A year ago, the Blues were playing for the Stanley Cup, but it feels like yesterday.

NHL: Stanley Cup Final-St. Louis Blues at Boston Bruins Winslow Townson-USA TODAY Sports

I start this with a disclaimer: I am not a cryer. Unless it’s a Pixar movie, I’m not going to shed tears. This week’s theme is very difficult for me because, like the Marvel week (I know, I know, laugh at the DC fan and our misery) I don’t have a lot of experience with crying at sports. I have experience screaming so loudly that my neighbors should’ve called the police for a wellness check - I’ve done this both in joy and frustration.

Until a little under a year ago, most of the frustrating yells have been directed at the Blues. They’ve done much, very much, to make me put my head in my hands and sigh, to turn off the TV in rage, and to just sit and stare blankly at a wall. They’ve traded my favorite childhood players in the cruelest manner (see: CuJo), they’ve dealt franchise cornerstones, and they’ve taken great moments - overtime victory goals! Knocking the Blackhawks out of the playoffs! - and then promptly squandered them. They’ve done so much, but they’ve never made me cry.

A year ago at this time, we were waiting for game two of the Stanley Cup Final. A year ago, most of us were on a roller coaster of emotions that tested our resolve as fans. Should we just be happy the Blues got an invitation to the dance? Should we be dreading the next game? And then the game after that? What happens if they win? Is it ok to be optimistic? If they have to have a game seven, is it over? Do they go home as just Western Conference Champions?

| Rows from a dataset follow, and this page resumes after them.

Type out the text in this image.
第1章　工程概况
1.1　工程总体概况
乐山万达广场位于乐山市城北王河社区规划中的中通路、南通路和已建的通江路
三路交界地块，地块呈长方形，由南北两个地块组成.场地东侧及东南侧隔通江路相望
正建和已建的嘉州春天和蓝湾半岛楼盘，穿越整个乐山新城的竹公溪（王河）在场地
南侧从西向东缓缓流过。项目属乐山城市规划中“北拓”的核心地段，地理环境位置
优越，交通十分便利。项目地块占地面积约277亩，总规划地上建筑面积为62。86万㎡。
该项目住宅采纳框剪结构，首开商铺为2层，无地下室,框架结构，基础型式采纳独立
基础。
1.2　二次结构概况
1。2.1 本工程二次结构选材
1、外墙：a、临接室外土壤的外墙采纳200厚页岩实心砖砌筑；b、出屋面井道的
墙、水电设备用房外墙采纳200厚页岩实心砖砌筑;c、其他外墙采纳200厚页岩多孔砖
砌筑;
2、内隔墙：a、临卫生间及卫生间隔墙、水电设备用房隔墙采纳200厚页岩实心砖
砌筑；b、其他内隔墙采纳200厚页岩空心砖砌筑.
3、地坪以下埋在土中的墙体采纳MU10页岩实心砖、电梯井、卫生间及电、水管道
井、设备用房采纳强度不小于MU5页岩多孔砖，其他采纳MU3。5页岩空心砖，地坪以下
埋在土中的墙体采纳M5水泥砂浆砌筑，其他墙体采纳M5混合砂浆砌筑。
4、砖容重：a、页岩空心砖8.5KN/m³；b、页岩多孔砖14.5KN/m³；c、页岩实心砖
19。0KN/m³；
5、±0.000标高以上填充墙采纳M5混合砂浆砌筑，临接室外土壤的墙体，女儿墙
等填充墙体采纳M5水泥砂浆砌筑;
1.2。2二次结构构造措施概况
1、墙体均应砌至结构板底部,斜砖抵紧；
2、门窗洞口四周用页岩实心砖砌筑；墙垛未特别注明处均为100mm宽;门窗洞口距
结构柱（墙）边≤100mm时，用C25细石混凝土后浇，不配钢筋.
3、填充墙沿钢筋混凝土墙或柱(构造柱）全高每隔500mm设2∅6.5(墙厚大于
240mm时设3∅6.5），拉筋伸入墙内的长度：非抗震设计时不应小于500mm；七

Do we sit in resigned silence yet again?

Thankfully, we never had to deal with that last part.

When the Blues won the Stanley Cup, I was at my parents’ house on the couch. I left St. Louis after game six frustrated with the team blowing an opportunity at home to raise the Cup, but I also didn’t hang around because I knew that if the Blues won the Cup, I’d have to be with Mom. She’s been a Blues fan since their first season, since she was 8 years old. She’s been waiting her entire life for this - of course, so have I, but she wins that contest.

As the game went on, and the Blues kept scoring, I felt a weird sense of relief. That this time would be different. That Mom would get to see something she never expected to see in her lifetime - because that’s just how we’ve been conditioned. Hell, I always expected to at least be retired when it happened, but I still couldn’t hold them to even that.

The clock wound down. Pop asked Mom if she was crying, and she couldn’t even answer him.

I don’t know if the Blues winning or seeing my mother so happy is what finally made me cry, but I did. And then I smiled, and I don’t think that smile left my face for a week.